Just as it is possible to execute a loop in parallel using Parallel.For(), so it is also possible to execute LINQ queries in parallel using the Parallel LINQ API (PLINQ, for short). An example of a simple nonparallel LINQ expression is shown in Listing 21.6; in Listing 21.7, we modify it to run in parallel.
In Listing 21.6, a LINQ query uses the Select() standard query operator to encrypt each string within a sequence of strings and convert the resultant sequence to a list. This seems like an embarrassingly parallel operation; each encryption is likely to be a high-latency processor-bound operation that could be farmed out to a worker thread on another CPU.
Listing 21.7 shows how to modify Listing 21.6 so that the code that encrypts the strings is executed in parallel.
As Listing 21.7 shows, the change to enable parallel support is extremely small! All that it involves is a standard query operator, AsParallel(), which can be found on the static class System.Linq.ParallelEnumerable. This simple extension method tells the runtime that it can execute the query in parallel. The result is that on machines with multiple available CPUs, the total time taken to execute the query can be significantly shorter.
System.Linq.ParallelEnumerable, the engine that was introduced in Microsoft .NET Framework 4.0 to enable PLINQ, includes a superset of the query operators available on System.Linq.Enumerable. Thus, it provides the API that enables the possible performance improvements for all of the common query operators, including those used for sorting, filtering (Where()), projecting (Select()), joining, grouping, and aggregating. Listing 21.8 shows how to do a parallel sort.
As Listing 21.8 shows, invoking the parallel version simply involves a call to the AsParallel() extension method. Notice that the type of the result returned by the parallel standard query operators is either ParallelQuery<T> or OrderedParallelQuery<T>; both inform the compiler that it should continue to use the parallel versions of the standard query operations that are available.
Given that query expressions are simply a syntactic sugar for the method call form of the query used in Listing 21.5 and Listing 21.6, you can just as easily use AsParallel() with the expression form. Listing 21.9 shows an example of executing a grouping operation in parallel using query expression syntax.
As you saw in the previous examples, converting a query or iteration loop to execute in parallel is simple. There is one significant caveat, however: As we will discuss in depth in Chapter 22, you must take care not to allow multiple threads to inappropriately access and modify the same memory simultaneously. Doing so will cause a race condition.
As we saw earlier in this chapter, the Parallel.For() and Parallel.ForEach<T> methods gather up any exceptions thrown during the parallel iterations and then throw one aggregating exception containing all of the original exceptions. PLINQ operations are no different. That is, they also have the potential of returning multiple exceptions for exactly the same reason: When the query logic is run on each element in parallel, the code executing on each element can independently throw an exception. Unsurprisingly, PLINQ deals with this situation in exactly the same way as do parallel loops and the TPL: Exceptions thrown during parallel queries are accessible via the InnerExceptions property of the AggregateException. Therefore, wrapping a PLINQ query in a try/catch block with the exception type of System.AggregateException successfully handles any exceptions within each iteration that were unhandled.
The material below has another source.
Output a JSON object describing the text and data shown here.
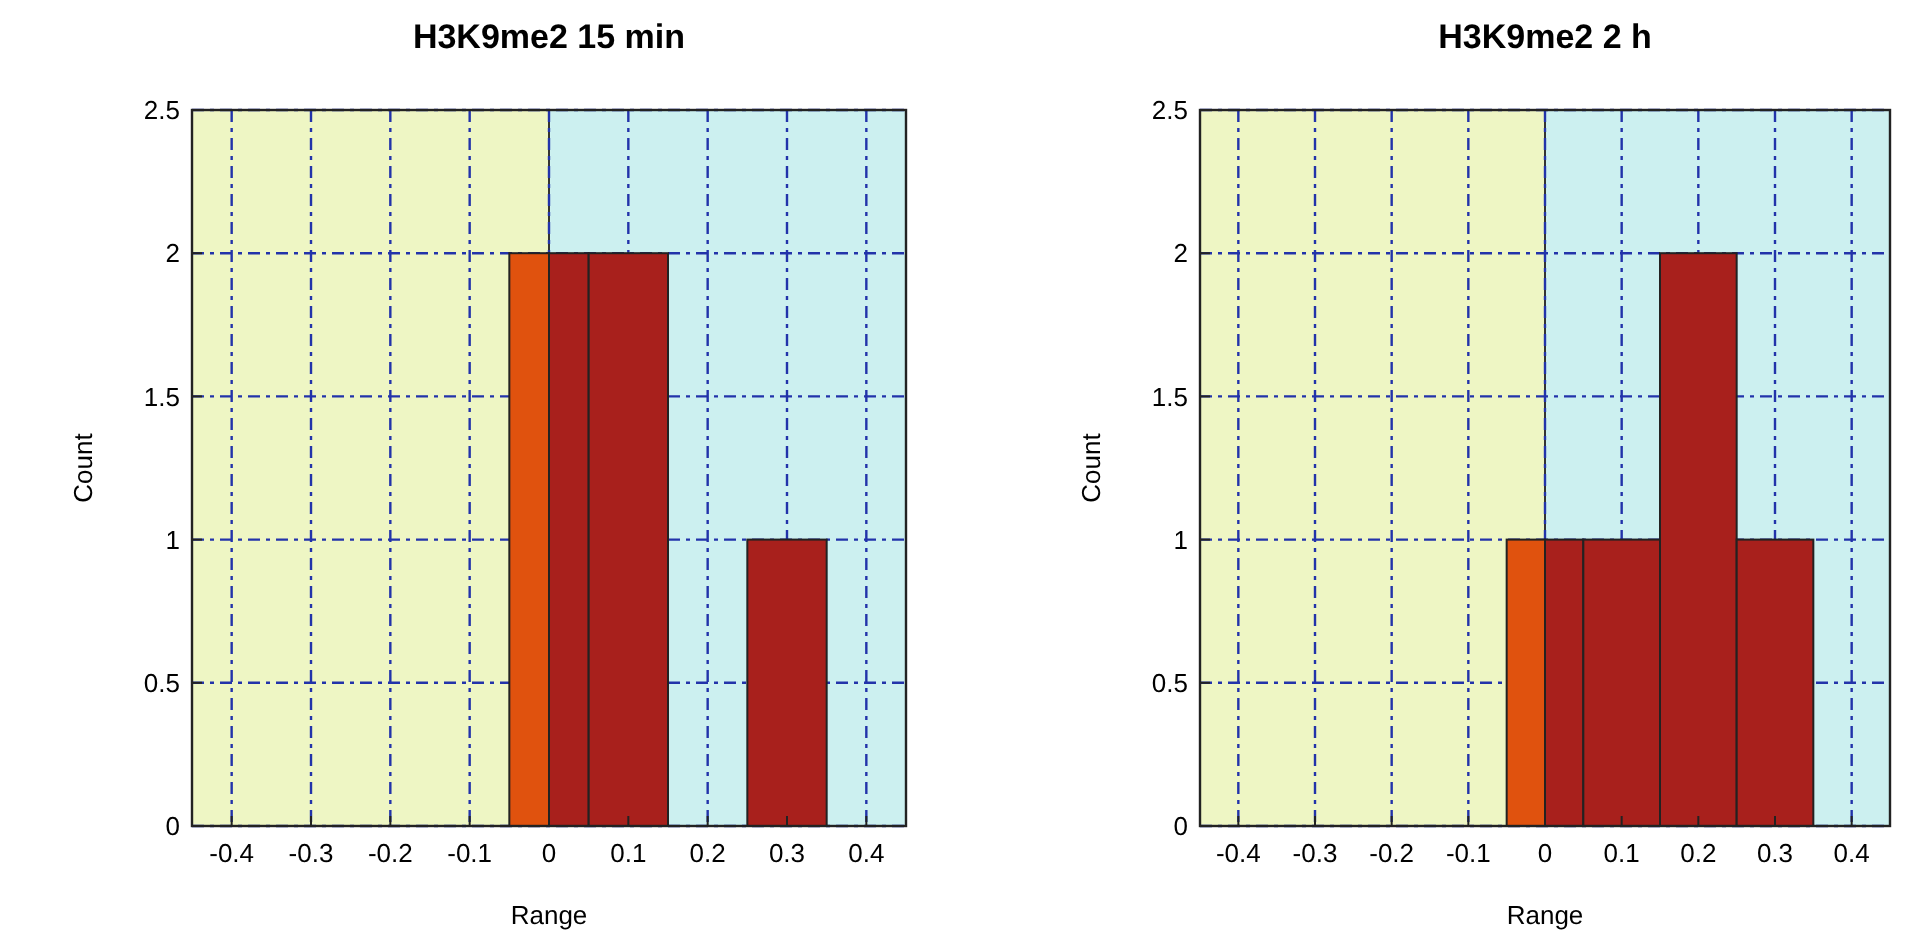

As expected, the cancellation request pattern is also available on PLINQ queries. Listing 21.10 (with Output 21.3) provides an example. Like the parallel loops, canceled PLINQ queries throw a System.OperationCanceledException. Also like the parallel loops, executing a PLINQ query is a synchronous operation on the invoking thread. Thus, a common technique is to wrap the parallel query in a task that runs on another thread so that the current thread can cancel it if necessary—the same solution used in Listing 21.5.
As with a parallel loop or task, canceling a PLINQ query requires a CancellationToken, which is available from a CancellationTokenSource. However, rather than overloading every PLINQ query to support the cancellation token, the ParallelQuery<T> object returned by IEnumerable’s AsParallel() method includes a WithCancellation() extension method that simply takes a CancellationToken. As a result, calling Cancel() on the CancellationTokenSource object will request the parallel query to cancel—because it checks the IsCancellationRequested property on the CancellationToken.
As mentioned, canceling a PLINQ query throws an exception in place of returning the complete result. One common technique for dealing with a possibly canceled PLINQ query is to wrap the query in a try block and catch the OperationCanceledException. A second common technique, used in Listing 21.10, is to pass the CancellationToken both to ParallelEncrypt() and as a second parameter on Run(). This causes task.Wait() to throw an AggregateException whose InnerException property will be set to a TaskCanceledException. The aggregating exception can then be caught, just as you would catch any other exception from a parallel operation.